Snip, snip. A clump of hair comes away in my hand floating through my fingers to the surf below. It is finally time. A year ago when I decided to do SEA semester this moment in time formed. And now, standing at the stern of “Mama Seamans” I am cutting off the blanket, the veil, the struggle, the joy, the growth, the perceptions of others, the HAIR.

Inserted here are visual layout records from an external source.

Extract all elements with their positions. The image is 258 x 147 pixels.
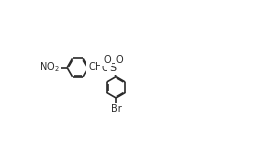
Text: O: O (116, 55, 124, 65)
Text: Br: Br (111, 104, 121, 114)
Text: S: S (109, 63, 116, 73)
Text: CH$_2$: CH$_2$ (88, 61, 107, 75)
Text: O: O (103, 55, 111, 65)
Text: NO$_2$: NO$_2$ (39, 61, 59, 75)
Text: O: O (101, 63, 109, 73)
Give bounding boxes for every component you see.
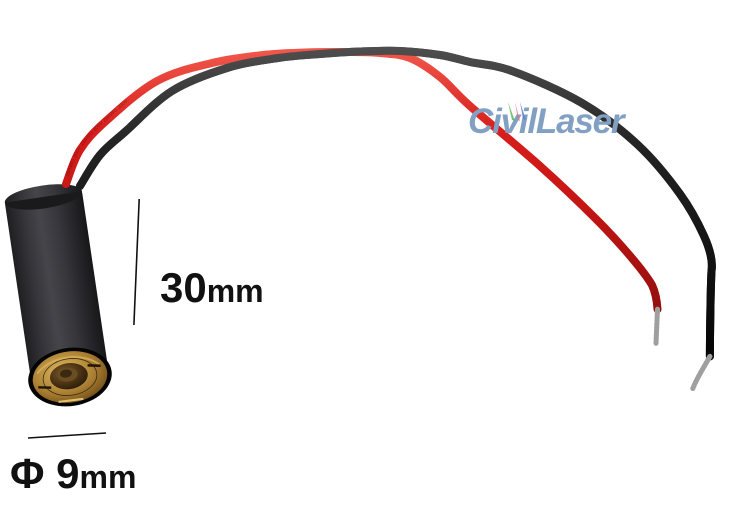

Hair. Hair has always held a lot of weight for people. The way you look defines a part of who you are. “Why would you cut your hair it’s so beautiful?” is a statement I usually get when I tell people my plans to shave my head. Why is it so important that I look beautiful? Who defines my beauty and why is that such an important part of me for others? My hair is my hair just like my body is my body and what I do with it is up to me. For so long I wasn’t able to see that. How others perceived me defined who I was and what they thought defined what I should and should not do. I delayed getting a pixie cut for three years because of others desires for me to keep my hair long. This time when I decided to shave my head what others thought was unimportant. I was going to shave my head on SEA semester and that was that.
So finally, the time has come. Today, Renee and I chopped all our hair off and tomorrow (when we have easy access to a plug) the rest will go as well. It is finally time to take back self-control, to make my own decisions. I am shaving my head to feel the freedom, vulnerability, and power of having only myself to call to with no hair or beauty standards to hide behind.
This is me but, only a small fraction of who I actually am.